Further south, on the road to “Toe-ville,” is the plantaris muscle, a partner with the Achilles tendon in ankle- and knee-joint flexing. Some people don’t even have one.

“It does help other muscles work better,” Lu said. But it’s more practical if you enjoy running, he said. Less so if dethroning Usain Bolt is not your dream.

When certain muscles are damaged, Lu said, their backups take over, and primary muscles almost always have one. That’s what physical therapists do: Help patients strengthen the benchwarmers so they can join the starting lineup.

While backup bones don’t seem to be a thing, there are some superfluous ones, Lu said.

“In the foot, do we really need that many bones? Wouldn’t one, big, powerful one be safer instead of so many fragile ones?”

Spoiler alert: The answer begins with a “y.”

 

Addendum, A.K.A. Appendix (the Other Kind)

“You can lose part of the small intestine, you can lose part of the liver, you can lose a lung, and it’s no big deal,” Lu said. “All organs are very powerful, so we can afford to lose half their function.

“But to lose that completely, you have consequences.”

Consider the consequences of surrendering your spleen. This fist-shaped organ, coming in a shade or two lighter than the eggplant, is sometimes surgically removed, often after a devastating traffic accident. But its absence makes the liver grow fonder.

Spleen-less, the body must rely exclusively on the liver to remove certain toxins. Increased bacterial infection is a risk “if you eat something bad,” Lu said.

The spleen also helps fight bacteria that cause pneumonia and meningitis.

“I don’t think I would like to lose my spleen,” Conway said.

In the gross anatomy lab, students sometimes mistake the spleen for a kidney.

“When they do find the spleen, they’re surprised – ‘Isn’t this small?’ they say.”
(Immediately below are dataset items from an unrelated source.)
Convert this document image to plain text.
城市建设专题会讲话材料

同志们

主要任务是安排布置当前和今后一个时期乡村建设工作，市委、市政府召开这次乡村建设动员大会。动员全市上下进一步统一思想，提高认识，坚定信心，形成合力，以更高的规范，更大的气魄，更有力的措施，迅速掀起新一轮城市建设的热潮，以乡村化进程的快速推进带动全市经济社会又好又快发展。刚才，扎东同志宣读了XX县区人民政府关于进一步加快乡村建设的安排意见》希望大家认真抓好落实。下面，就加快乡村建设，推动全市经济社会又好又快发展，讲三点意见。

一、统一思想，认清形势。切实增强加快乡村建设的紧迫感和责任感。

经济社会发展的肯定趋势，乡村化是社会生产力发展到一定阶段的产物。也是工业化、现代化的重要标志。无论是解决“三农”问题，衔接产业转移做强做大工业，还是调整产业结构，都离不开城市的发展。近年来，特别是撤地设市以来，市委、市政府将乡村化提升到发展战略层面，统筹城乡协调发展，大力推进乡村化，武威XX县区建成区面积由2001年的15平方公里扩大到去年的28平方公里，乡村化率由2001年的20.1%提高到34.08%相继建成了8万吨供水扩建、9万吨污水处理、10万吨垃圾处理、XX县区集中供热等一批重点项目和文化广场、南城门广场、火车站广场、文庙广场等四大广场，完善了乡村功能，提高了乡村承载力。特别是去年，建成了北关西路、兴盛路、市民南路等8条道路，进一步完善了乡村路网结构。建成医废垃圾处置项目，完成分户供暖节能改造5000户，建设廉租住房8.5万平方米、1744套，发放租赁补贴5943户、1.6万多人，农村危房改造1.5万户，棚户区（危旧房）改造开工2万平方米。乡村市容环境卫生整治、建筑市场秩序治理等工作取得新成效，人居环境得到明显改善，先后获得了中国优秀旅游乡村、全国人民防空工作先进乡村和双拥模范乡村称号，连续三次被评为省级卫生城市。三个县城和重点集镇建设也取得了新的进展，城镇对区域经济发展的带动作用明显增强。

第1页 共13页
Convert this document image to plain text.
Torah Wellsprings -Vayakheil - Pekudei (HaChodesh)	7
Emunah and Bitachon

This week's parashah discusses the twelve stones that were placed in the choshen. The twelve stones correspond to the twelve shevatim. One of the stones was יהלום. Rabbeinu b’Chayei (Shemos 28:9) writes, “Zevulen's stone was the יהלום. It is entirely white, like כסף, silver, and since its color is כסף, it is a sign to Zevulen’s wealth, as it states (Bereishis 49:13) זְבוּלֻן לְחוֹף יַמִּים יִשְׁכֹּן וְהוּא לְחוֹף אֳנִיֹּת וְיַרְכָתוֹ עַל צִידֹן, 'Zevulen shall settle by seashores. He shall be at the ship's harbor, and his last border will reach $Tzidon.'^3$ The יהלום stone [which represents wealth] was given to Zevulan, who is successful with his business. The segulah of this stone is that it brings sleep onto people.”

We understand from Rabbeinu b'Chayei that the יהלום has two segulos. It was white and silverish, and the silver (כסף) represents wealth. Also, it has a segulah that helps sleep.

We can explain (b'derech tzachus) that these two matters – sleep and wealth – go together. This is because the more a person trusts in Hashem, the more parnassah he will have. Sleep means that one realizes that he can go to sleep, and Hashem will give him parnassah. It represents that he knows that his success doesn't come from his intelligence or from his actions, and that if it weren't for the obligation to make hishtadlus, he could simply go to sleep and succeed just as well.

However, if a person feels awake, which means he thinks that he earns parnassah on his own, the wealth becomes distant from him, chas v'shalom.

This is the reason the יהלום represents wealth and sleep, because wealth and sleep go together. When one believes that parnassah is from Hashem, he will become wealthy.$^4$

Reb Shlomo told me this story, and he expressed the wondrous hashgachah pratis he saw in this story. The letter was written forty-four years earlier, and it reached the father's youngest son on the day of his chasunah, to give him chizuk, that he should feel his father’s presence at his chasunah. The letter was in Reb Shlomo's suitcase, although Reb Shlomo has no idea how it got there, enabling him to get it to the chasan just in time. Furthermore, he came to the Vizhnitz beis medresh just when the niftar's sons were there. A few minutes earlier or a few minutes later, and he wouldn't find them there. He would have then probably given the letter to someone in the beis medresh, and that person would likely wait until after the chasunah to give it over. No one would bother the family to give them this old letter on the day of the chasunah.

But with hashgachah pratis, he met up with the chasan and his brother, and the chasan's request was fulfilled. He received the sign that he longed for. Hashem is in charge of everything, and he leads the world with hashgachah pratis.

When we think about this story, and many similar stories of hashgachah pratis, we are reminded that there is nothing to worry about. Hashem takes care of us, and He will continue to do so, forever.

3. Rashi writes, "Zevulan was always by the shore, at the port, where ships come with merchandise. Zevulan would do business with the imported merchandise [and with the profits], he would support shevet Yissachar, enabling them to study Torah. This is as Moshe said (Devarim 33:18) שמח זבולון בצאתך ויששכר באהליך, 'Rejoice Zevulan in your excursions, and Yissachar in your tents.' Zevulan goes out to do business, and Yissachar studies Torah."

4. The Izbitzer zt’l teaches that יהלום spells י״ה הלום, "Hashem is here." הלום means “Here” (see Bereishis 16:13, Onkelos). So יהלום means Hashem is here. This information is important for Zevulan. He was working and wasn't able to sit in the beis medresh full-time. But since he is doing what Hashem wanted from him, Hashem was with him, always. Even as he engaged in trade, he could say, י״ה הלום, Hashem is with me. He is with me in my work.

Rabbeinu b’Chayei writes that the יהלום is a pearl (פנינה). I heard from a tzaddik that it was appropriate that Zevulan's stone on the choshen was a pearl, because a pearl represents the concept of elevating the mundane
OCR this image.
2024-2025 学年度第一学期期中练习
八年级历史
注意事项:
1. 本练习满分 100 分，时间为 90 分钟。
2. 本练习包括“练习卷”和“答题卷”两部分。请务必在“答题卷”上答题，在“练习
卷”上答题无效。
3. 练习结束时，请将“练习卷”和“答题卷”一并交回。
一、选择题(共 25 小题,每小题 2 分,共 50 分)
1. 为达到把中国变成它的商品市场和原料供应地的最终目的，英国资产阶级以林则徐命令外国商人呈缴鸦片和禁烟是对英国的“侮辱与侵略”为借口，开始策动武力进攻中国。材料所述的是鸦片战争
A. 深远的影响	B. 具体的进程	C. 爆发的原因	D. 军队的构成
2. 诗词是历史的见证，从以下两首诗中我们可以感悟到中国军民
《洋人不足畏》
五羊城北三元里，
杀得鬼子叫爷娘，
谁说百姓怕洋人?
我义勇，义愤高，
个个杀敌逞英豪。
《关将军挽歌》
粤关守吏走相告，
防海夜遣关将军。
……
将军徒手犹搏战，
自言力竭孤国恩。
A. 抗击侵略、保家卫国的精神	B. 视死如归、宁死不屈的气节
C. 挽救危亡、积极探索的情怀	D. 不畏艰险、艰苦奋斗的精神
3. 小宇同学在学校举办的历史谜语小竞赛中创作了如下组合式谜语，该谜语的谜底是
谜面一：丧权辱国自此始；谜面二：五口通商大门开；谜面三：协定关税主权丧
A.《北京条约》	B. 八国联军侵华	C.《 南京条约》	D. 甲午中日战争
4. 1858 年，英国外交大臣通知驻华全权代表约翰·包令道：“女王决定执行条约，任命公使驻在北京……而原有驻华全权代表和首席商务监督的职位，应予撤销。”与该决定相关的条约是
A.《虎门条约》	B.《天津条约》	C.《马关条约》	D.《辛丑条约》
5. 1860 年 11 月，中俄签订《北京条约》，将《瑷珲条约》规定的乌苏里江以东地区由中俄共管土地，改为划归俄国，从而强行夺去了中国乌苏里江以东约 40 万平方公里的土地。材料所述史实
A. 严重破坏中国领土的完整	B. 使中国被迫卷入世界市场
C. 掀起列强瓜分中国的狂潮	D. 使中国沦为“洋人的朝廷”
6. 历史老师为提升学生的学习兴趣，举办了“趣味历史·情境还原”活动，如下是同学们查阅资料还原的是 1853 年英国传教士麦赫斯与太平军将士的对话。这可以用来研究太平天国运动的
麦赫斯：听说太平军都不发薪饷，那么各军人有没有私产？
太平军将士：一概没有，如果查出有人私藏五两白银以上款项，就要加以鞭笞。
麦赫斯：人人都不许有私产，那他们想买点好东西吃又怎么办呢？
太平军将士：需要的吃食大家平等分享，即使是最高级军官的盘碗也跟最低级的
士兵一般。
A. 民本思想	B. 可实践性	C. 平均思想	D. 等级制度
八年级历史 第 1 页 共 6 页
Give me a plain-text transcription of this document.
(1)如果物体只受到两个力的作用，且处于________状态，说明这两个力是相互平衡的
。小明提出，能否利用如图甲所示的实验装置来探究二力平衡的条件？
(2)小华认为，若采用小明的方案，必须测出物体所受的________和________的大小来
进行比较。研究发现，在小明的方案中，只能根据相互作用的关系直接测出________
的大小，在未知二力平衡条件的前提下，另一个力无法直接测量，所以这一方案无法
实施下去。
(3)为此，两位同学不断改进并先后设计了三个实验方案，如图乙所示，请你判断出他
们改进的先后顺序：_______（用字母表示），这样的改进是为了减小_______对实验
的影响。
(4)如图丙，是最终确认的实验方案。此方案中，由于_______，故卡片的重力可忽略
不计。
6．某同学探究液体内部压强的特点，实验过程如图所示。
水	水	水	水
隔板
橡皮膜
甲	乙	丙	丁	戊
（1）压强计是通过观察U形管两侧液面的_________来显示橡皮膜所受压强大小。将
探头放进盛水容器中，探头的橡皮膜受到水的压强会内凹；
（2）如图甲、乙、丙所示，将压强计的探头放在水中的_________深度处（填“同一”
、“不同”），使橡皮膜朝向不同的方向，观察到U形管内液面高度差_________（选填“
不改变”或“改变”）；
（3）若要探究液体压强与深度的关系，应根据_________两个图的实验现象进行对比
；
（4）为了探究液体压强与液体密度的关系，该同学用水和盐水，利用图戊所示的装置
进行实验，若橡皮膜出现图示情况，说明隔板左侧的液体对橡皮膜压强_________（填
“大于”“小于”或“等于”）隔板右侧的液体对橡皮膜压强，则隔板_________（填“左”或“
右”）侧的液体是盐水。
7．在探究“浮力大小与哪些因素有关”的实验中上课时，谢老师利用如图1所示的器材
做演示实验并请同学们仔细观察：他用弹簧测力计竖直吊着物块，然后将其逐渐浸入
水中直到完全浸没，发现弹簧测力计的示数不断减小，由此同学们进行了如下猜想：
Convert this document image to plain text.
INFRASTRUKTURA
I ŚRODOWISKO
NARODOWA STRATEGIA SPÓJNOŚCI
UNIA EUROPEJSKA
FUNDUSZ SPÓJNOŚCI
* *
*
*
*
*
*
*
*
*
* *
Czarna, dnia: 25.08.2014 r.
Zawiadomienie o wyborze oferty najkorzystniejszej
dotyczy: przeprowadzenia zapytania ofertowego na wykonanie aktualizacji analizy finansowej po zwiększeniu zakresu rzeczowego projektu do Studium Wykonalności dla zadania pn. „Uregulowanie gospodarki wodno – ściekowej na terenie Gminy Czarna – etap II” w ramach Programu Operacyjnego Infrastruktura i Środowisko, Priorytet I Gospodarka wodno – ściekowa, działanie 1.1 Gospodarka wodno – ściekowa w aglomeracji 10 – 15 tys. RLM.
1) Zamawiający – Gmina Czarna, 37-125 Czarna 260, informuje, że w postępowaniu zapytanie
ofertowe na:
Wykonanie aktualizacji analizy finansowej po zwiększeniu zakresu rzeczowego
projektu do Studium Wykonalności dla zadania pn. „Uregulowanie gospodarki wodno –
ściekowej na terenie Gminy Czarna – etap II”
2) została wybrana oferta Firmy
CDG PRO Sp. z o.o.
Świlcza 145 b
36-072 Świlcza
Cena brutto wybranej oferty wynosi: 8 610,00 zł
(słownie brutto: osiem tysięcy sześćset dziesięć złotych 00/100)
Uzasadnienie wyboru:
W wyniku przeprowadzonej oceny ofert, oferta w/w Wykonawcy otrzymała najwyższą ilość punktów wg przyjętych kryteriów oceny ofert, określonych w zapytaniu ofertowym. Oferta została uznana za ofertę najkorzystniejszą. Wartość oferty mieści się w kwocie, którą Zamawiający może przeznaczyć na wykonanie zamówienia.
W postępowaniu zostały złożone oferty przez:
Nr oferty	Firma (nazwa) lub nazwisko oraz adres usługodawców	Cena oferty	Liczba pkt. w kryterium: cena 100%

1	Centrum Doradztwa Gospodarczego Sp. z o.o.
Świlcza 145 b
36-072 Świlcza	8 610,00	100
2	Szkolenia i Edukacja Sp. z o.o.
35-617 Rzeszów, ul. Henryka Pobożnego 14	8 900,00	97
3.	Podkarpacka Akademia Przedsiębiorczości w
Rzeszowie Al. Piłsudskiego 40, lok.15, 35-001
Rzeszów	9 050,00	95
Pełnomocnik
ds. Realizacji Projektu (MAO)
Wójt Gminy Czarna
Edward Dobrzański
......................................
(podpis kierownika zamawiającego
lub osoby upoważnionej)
Students have met other surprises:

    •  Missing muscles,

    •  Blood vessels in the wrong place,

    •  Two superior venae cavae (the large vein carrying deoxygenated blood into the heart); one is standard issue, and

    •  A lung compressed to the size of the spleen and forced out of position by a herniated stomach.

That last anomaly was detected by a dental student, Lu said: Because there was no evidence that the body donor had undergone surgery to fix it, she had apparently decided to live with it, even though whatever she ate must have regurgitated into her esophagus.

“She would have felt that burn,” Lu said.

These discoveries are all part of what Conway called “the mystery of the body.” It is so mysterious that the definition of the word “organ” doesn’t seem to be cut-and-dried.

Take the mesentery. Never heard of it? It is, in a way, the spiritual brother of Pluto, so recently demoted from planet to dwarf.

The status of the mesentery, which links the intestines and other organs to the abdominal wall, has swung from “organ first-class” to “fragmented membrane” and back. Apparently, it has been un-demoted, confirming Leonardo da Vinci’s verdict from a few hundred years ago.

The mesentery is a special type of fascia, or internal connective tissue, that is everywhere, Lu said. Understanding it better may help to diagnose diseases and other issues and improve treatment.

Who knows? Maybe one day it will be mentioned in the same breath with the heart and the brain. Although, “cross my mesentery and hope to die” doesn’t have quite the same ring.